D2MDT: Department-aware Multidisciplinary Team Consultation with Deliberation for Efficient Clinical Prediction
2026-06-02 • Multiagent Systems
Multiagent Systems
AI summaryⓘ
The authors developed a new system called D2MDT to improve how computers use electronic health records (EHRs) to predict patient outcomes, like mortality. Instead of using one big AI model, they created a multi-agent team where each 'doctor' agent focuses on a different medical specialty and shares unique information. Their method also speeds up discussions by only addressing unresolved issues rather than repeating everything. Tests showed their approach makes predictions more accurate and consultations more efficient.

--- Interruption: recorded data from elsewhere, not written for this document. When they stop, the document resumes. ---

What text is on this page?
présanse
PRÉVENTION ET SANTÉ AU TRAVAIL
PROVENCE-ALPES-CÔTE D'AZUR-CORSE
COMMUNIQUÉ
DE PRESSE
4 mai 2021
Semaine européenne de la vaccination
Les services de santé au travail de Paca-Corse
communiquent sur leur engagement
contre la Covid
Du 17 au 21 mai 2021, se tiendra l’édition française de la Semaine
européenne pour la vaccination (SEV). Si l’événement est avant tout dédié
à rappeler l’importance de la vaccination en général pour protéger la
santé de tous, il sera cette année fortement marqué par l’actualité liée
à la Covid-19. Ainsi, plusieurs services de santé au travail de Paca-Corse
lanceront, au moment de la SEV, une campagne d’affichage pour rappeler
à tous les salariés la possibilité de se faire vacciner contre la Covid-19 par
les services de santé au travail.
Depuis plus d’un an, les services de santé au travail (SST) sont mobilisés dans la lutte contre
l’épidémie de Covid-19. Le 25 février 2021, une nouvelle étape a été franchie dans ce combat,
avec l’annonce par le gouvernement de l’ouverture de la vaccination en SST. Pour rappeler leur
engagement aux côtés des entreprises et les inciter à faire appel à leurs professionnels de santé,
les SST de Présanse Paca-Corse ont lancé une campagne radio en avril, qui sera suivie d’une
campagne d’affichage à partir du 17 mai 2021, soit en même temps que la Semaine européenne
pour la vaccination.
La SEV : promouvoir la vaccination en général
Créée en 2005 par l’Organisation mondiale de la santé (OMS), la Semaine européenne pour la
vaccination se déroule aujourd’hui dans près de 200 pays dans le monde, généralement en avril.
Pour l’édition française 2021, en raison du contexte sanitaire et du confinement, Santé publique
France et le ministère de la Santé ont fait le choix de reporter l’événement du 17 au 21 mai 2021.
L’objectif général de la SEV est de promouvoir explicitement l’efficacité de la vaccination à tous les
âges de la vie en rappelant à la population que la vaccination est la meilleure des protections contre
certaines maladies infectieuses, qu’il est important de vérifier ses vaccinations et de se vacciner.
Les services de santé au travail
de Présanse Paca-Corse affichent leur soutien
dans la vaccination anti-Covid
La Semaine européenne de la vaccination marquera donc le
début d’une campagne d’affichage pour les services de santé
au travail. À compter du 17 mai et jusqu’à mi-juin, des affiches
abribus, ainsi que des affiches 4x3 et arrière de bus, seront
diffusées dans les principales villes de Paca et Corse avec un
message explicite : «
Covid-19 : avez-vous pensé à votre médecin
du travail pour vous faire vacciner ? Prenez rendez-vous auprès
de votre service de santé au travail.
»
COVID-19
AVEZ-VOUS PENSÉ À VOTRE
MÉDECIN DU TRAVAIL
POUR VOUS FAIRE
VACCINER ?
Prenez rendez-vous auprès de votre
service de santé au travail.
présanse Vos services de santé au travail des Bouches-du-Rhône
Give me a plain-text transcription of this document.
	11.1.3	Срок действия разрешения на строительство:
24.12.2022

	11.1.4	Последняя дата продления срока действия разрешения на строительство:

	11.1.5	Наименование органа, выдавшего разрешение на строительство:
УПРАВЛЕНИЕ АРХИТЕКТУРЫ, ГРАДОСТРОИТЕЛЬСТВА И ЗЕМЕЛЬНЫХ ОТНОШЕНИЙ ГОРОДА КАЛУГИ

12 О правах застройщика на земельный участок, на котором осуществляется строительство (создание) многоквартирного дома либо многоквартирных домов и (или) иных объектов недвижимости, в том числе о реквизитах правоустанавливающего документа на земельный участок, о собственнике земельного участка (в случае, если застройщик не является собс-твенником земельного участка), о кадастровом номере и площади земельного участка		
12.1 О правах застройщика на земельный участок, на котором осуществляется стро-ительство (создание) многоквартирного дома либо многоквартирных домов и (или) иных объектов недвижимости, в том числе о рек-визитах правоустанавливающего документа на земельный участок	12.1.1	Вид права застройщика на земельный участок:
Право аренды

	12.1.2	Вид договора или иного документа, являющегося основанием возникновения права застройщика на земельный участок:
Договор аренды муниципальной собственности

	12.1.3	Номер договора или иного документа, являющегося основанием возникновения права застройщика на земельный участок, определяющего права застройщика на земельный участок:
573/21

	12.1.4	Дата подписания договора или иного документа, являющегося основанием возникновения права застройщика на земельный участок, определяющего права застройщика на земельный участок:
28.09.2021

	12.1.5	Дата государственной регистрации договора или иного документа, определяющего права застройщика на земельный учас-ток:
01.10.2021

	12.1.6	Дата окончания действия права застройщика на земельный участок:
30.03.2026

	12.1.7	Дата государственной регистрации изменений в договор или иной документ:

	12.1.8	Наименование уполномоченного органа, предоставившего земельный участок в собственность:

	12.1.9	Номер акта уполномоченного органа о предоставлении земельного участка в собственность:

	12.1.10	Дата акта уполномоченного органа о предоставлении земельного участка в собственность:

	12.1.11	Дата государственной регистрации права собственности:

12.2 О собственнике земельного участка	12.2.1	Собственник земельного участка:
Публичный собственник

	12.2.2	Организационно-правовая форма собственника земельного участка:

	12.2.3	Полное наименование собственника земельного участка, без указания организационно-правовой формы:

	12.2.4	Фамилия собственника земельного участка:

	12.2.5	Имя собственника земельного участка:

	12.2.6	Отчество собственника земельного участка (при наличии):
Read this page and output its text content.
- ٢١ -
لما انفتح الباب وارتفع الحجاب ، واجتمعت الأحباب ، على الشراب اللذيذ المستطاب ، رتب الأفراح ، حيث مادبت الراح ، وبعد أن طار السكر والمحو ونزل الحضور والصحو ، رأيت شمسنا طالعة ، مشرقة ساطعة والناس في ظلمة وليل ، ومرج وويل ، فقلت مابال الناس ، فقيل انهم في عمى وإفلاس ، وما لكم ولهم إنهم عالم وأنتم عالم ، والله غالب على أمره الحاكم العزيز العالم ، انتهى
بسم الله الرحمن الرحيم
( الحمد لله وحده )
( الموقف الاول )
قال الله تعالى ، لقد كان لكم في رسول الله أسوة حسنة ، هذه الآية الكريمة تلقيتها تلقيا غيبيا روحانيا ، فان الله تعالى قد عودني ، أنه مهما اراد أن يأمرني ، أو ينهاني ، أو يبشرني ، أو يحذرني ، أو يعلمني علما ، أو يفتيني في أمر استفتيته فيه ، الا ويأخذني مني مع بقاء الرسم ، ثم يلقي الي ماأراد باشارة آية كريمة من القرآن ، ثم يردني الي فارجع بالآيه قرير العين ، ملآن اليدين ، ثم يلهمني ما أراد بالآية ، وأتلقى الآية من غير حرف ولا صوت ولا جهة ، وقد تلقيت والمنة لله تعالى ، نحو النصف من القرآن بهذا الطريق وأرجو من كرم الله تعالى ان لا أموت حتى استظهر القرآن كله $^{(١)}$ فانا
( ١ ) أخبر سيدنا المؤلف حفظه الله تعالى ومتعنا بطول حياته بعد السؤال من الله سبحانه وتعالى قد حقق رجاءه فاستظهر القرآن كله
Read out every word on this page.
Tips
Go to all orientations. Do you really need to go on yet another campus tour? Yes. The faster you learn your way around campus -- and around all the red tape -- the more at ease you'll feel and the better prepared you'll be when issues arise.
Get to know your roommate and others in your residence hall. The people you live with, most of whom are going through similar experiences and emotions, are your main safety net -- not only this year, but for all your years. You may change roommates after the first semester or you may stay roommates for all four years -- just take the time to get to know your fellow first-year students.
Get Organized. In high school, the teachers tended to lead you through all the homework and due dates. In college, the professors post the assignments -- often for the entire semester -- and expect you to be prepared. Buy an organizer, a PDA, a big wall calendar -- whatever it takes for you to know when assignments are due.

Electronic Health RecordsClinical PredictionMulti-Agent SystemsLarge Language ModelsMulti-disciplinary TeamsDeliberationMortality PredictionStructured DataConsultation Efficiency
Authors
Yongqi Liang, Qidong Liu, Chunze Yang, Lei Wu, Jiusong Ge, Ni Zhang, Chen Li
Abstract
Electronic health records (EHRs) are central to clinical prediction, but existing methods either rely on correlation-driven deep models or use single large language models (LLMs), making it difficult to support multidisciplinary clinical reasoning. Recent multi-agent systems (MAS) provide a promising alternative, yet current EHR-grounded MAS methods still suffer from weak evidence differentiation across agents and redundant multi-round interaction. We propose D2MDT, a Department-aware MultiDisciplinary Team Consultation with Deliberation for Efficient clinical prediction. D2MDT first constructs structured EHR evidence and consultation-ready semantic evidence for multi-agent consultation. It then assigns patient-specific department perspectives to doctor agents and retrieves complementary evidence for collaborative consultation. To improve efficiency, D2MDT further introduces residual deliberation, which updates only unresolved consensus rather than replaying the full discussion history. Finally, D2MDT fuses the refined consensus report with structured EHR representations for prediction. Experiments on mortality prediction show that D2MDT improves both predictive performance and consultation efficiency. We release the code online to ease the reproducibility of this paper.